新幹線だけじゃない! JR東海の「在来線」はどうなってるのか:杉山淳一の「週刊鉄道経済」(10/11 ページ)
JR東海といえば「東海道新幹線を運行する会社」「リニア中央新幹線を建設する会社」というイメージが強い。報道も新幹線絡みが多い。しかしほかのJR旅客会社と同様に在来線も運行している。そして「新幹線ばかり優遇して、在来線の取り組みは弱い」という声もある。本当だろうか。
ネットで見られる不満と期待
ここまで読んでいただいて、JR東海は在来線も頑張っているなと思っていただけたと思う。しかし、それでも不満の声があり、筆者もうなずける部分が一部ある。最もよく聞く、そして筆者も実感する話は「熱海駅接続問題」だ。
JR東日本の東海道線、湘南新宿ライン、上野東京ラインで熱海駅に着く。JR東日本区間の終点だから、ここからJR東海の電車に乗り換えなくてはいけない。できれば直通してほしい。乗り換えはたいてい10分以内でスムーズだけど、15両編成から降りた客が3両〜6両編成の電車に圧縮される。
その列車は接続列車が到着する前に待機しているから、席は埋まっている。利用客が多いから、座れないまま静岡まで行くにはちょっとツラい。せめて9両編成にしてもらいたい。あるいはグリーン車を連結してもらいたい。東京〜静岡くらい新幹線に乗ってくれ、という当てつけか……と青春18きっぷユーザーの恨み節である。
名古屋エリアもたいてい混雑している。もっと電車をたくさんつないでほしいと思うけれど、コロナ禍以前の数字を見ると、JR東海の名古屋圏の通勤時間帯混雑率は100〜120%で、東京圏や京阪神に比べると低め。名古屋圏では名鉄や近鉄よりずっと低い。適正な輸送量になっているようだけど、もう少し他社の客を奪う勢いで頑張ってもいいんだぞ、といいたくなる。
他社の客を奪うといえば、88年の三河塩津駅新設も戦略的で見事だった。

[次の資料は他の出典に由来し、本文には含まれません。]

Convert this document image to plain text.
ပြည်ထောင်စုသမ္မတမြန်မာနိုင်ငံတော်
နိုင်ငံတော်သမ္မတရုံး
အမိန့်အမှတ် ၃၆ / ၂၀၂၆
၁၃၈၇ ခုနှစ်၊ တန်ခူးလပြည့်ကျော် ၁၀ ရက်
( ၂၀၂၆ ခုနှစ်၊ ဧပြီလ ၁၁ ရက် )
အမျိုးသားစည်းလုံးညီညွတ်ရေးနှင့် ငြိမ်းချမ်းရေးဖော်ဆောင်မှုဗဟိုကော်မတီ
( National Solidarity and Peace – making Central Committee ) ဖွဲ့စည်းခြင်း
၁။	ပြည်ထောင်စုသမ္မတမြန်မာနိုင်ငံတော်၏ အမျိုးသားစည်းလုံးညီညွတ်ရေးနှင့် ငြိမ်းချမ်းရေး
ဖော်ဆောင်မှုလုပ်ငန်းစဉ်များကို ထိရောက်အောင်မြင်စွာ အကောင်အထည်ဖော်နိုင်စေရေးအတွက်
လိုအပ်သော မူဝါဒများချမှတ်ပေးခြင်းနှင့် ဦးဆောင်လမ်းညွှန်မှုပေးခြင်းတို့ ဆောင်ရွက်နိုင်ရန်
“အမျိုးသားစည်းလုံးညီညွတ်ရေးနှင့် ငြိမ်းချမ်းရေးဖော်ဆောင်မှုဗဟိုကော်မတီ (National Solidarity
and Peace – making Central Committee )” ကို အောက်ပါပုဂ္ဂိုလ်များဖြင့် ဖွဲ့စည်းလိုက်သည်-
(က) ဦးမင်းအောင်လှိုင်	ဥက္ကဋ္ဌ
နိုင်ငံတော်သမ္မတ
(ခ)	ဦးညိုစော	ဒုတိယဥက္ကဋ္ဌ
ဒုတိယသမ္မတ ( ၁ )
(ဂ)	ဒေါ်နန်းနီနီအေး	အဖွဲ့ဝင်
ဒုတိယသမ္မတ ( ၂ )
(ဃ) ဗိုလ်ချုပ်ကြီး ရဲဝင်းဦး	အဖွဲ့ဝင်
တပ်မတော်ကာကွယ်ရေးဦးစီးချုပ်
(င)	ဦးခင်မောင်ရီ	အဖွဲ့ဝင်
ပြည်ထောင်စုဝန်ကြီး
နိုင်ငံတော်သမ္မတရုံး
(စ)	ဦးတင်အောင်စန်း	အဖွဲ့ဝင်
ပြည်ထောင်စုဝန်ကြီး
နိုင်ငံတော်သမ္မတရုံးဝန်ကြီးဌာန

もともと名古屋鉄道が蒲郡競艇場の近くに蒲郡競艇場駅を設置していた。競艇利用客は名鉄蒲郡線のお得意様だった。隣に東海道線の線路は通っていたけれど駅はなかった。そこに駅ができたから蒲郡競艇場駅の客は奪われた。もっとも、JRからの乗り換え需要があったようで、数字を追うと蒲郡競艇場駅の乗車人数も増えている。
それ以外のローカル区間は運行本数が極端に少ない。東海道新幹線や名古屋圏の鉄道と同じ会社が運営しているのかと思えば、そこに格差を感じるかもしれない。しかし、JR東日本もJR西日本も極端に運行本数が少ない路線はある。東海道新幹線があるからこそ、在来線の取り組みが薄まって見えるともいえそうだ。